Investigate MAU Drop and Test Coupons
Company: Lyft
Role: Data Scientist
Category: Analytics & Experimentation
Difficulty: medium
Interview Round: Technical Screen
You are interviewing for a Data Scientist role at a ride-hailing company.
The company defines **MAU (Monthly Active Users)** as the number of unique riders who complete at least one ride in a calendar month. MAU has dropped by **7% month over month**.
Answer the following:
1. **Investigating the MAU drop**
- How would you diagnose the cause of the 7% decline?
- What metric decomposition, user segmentation, funnel analysis, and operational checks would you use?
2. **External vs. internal causes**
- How would you determine whether the drop was caused by **external competition** rather than internal factors such as pricing, product bugs, rider experience, or marketplace quality?
- What data, quasi-experimental methods, or market comparisons would you use?
3. **Coupon intervention for retention**
- Suppose the team concludes that the problem is mainly **retention among existing users**.
- The proposed intervention is a **coupon that expires in 7 days**.
- How would you estimate the **cost** and **business value** of this coupon program?
- How would you decide which users should be **eligible** for the coupon?
4. **Experiment design**
- How would you design an experiment to measure the causal impact of the coupon?

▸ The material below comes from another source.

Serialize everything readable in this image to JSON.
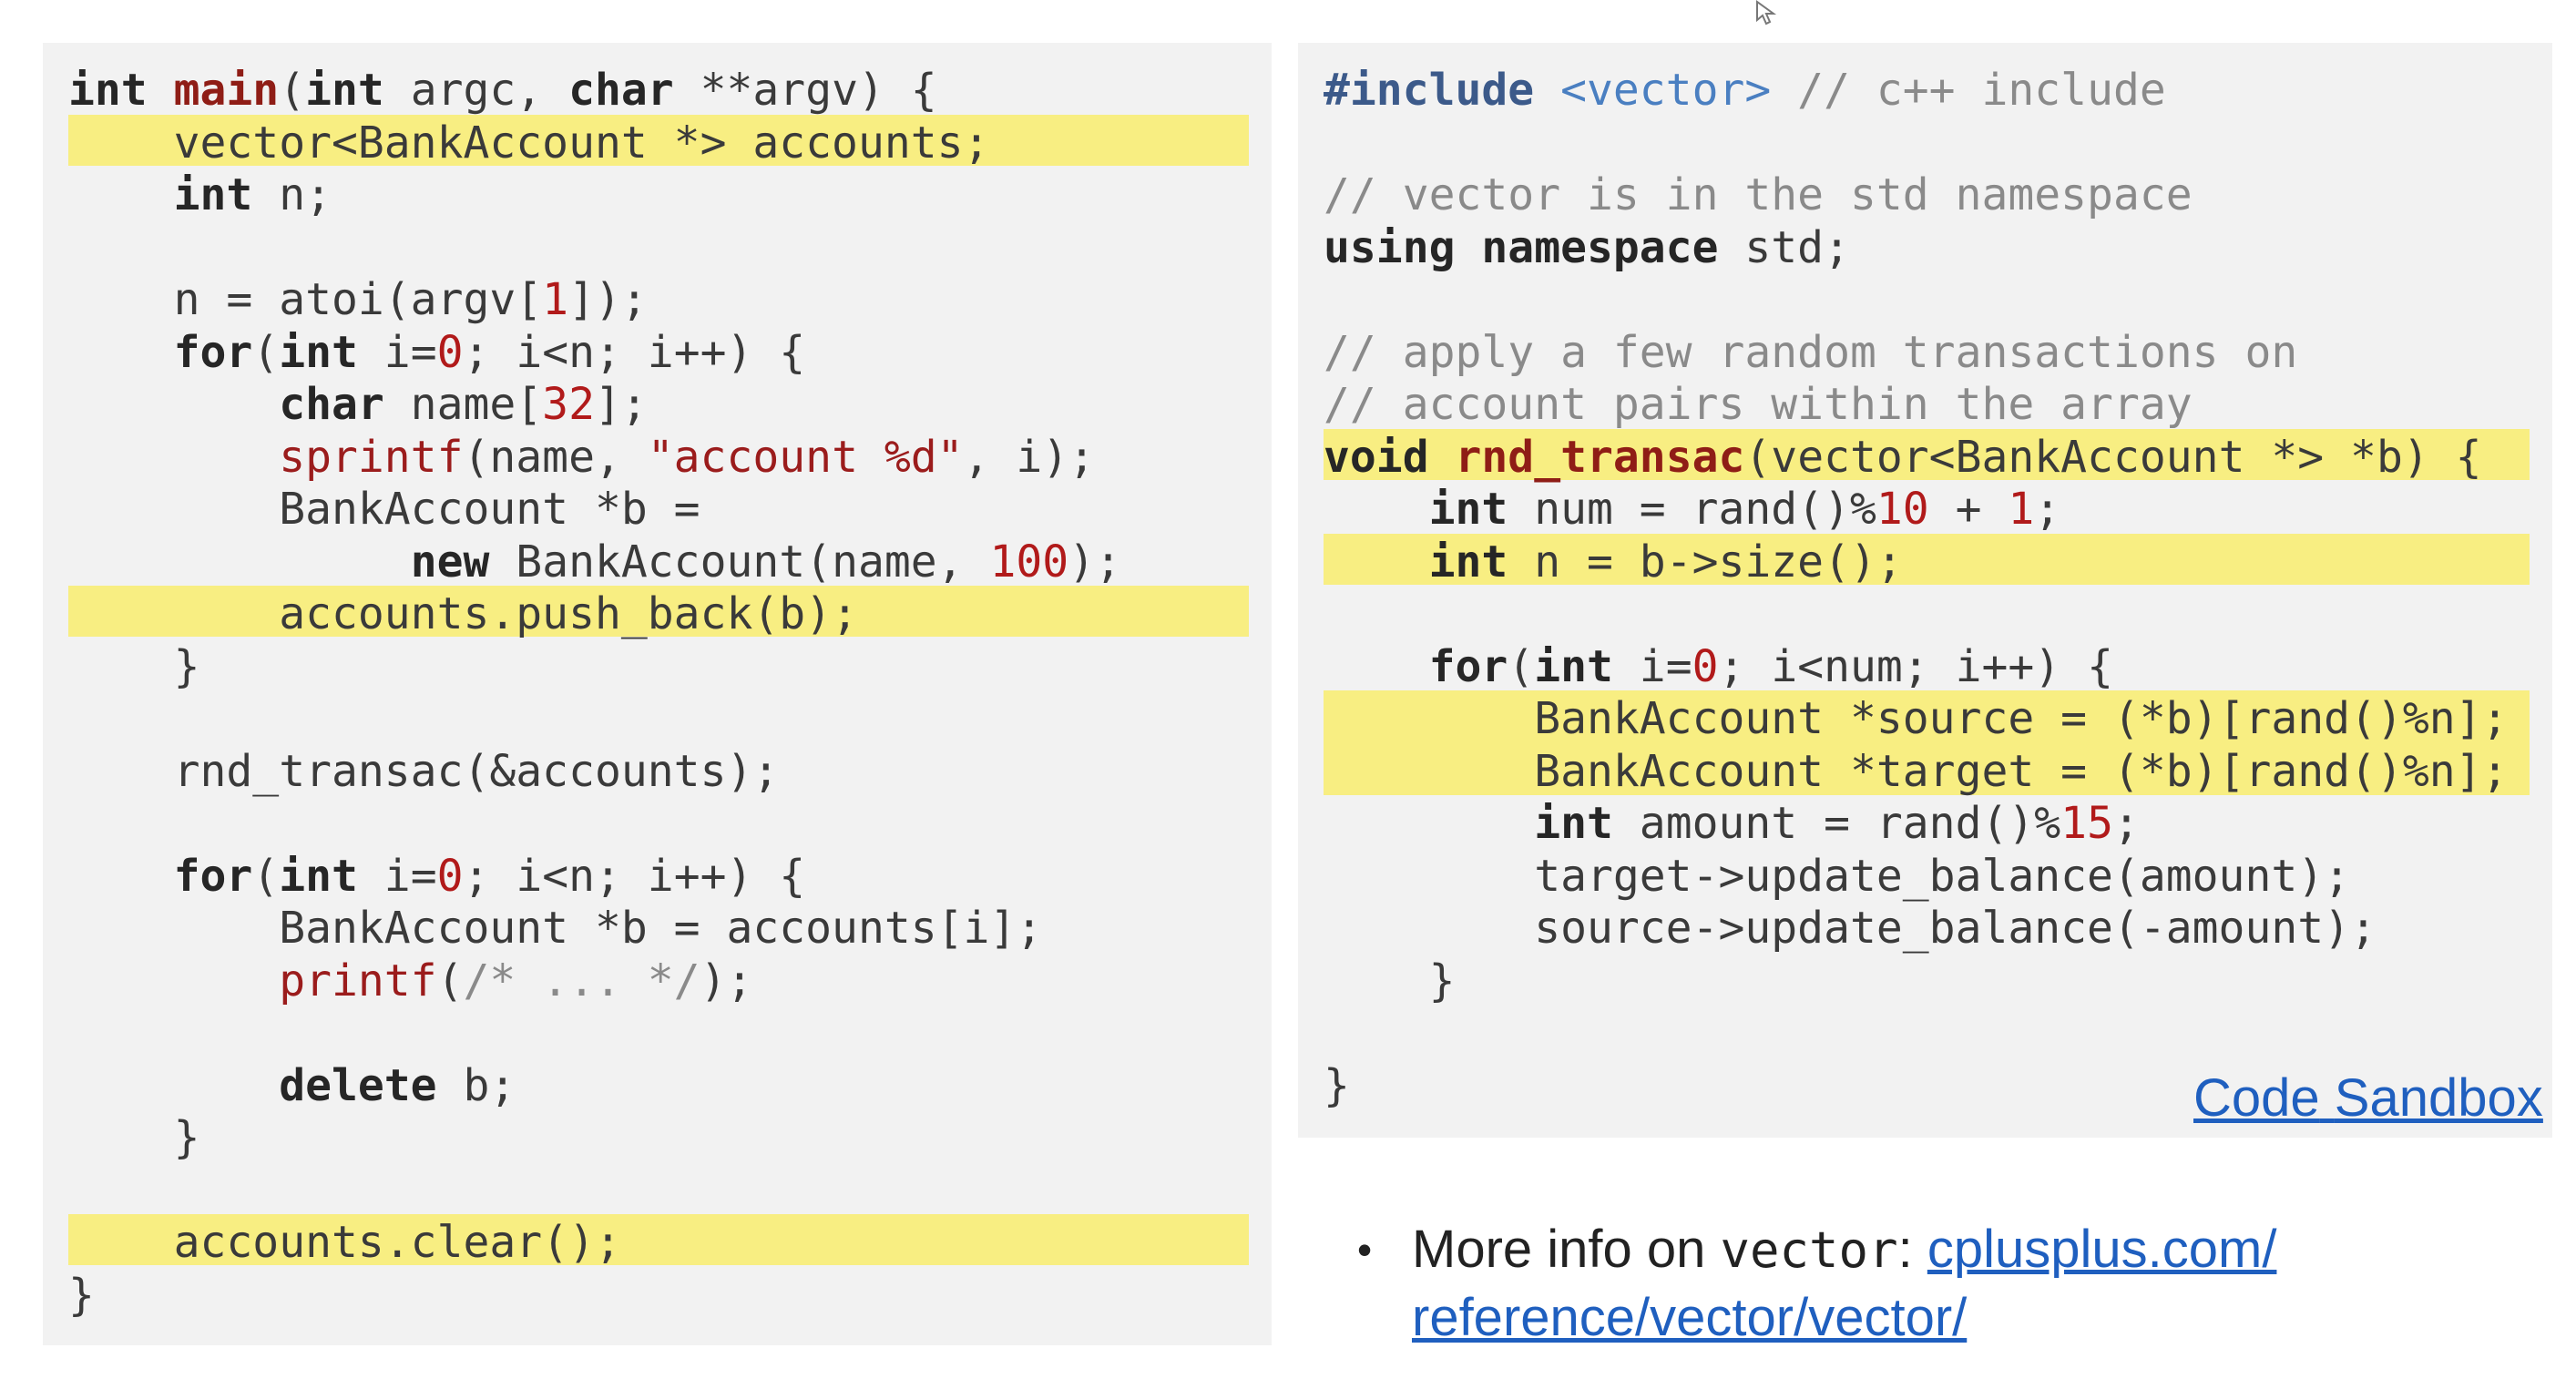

- What should be the primary success metric, what secondary metrics and guardrails would you track, and how would you handle the trade-off between incremental rides, retention, revenue, and coupon cost?
5. **Launch decision**
- Suppose the experiment shows a **statistically significant** improvement.
- Ride volume increases by about **10%**, but **total revenue increases by only a few percentage points** because of the discount.
- Would you launch the coupon program? Why or why not?
- What are the limitations of making a launch decision from those topline results alone?
6. **Statistical vs. practical significance**
- If the result is statistically significant but not practically significant, would you ship the feature? Explain your reasoning.
Quick Answer: This question evaluates a data scientist's competency in product analytics, causal inference, experimentation design, metric decomposition, user segmentation, retention modeling, and business-impact estimation.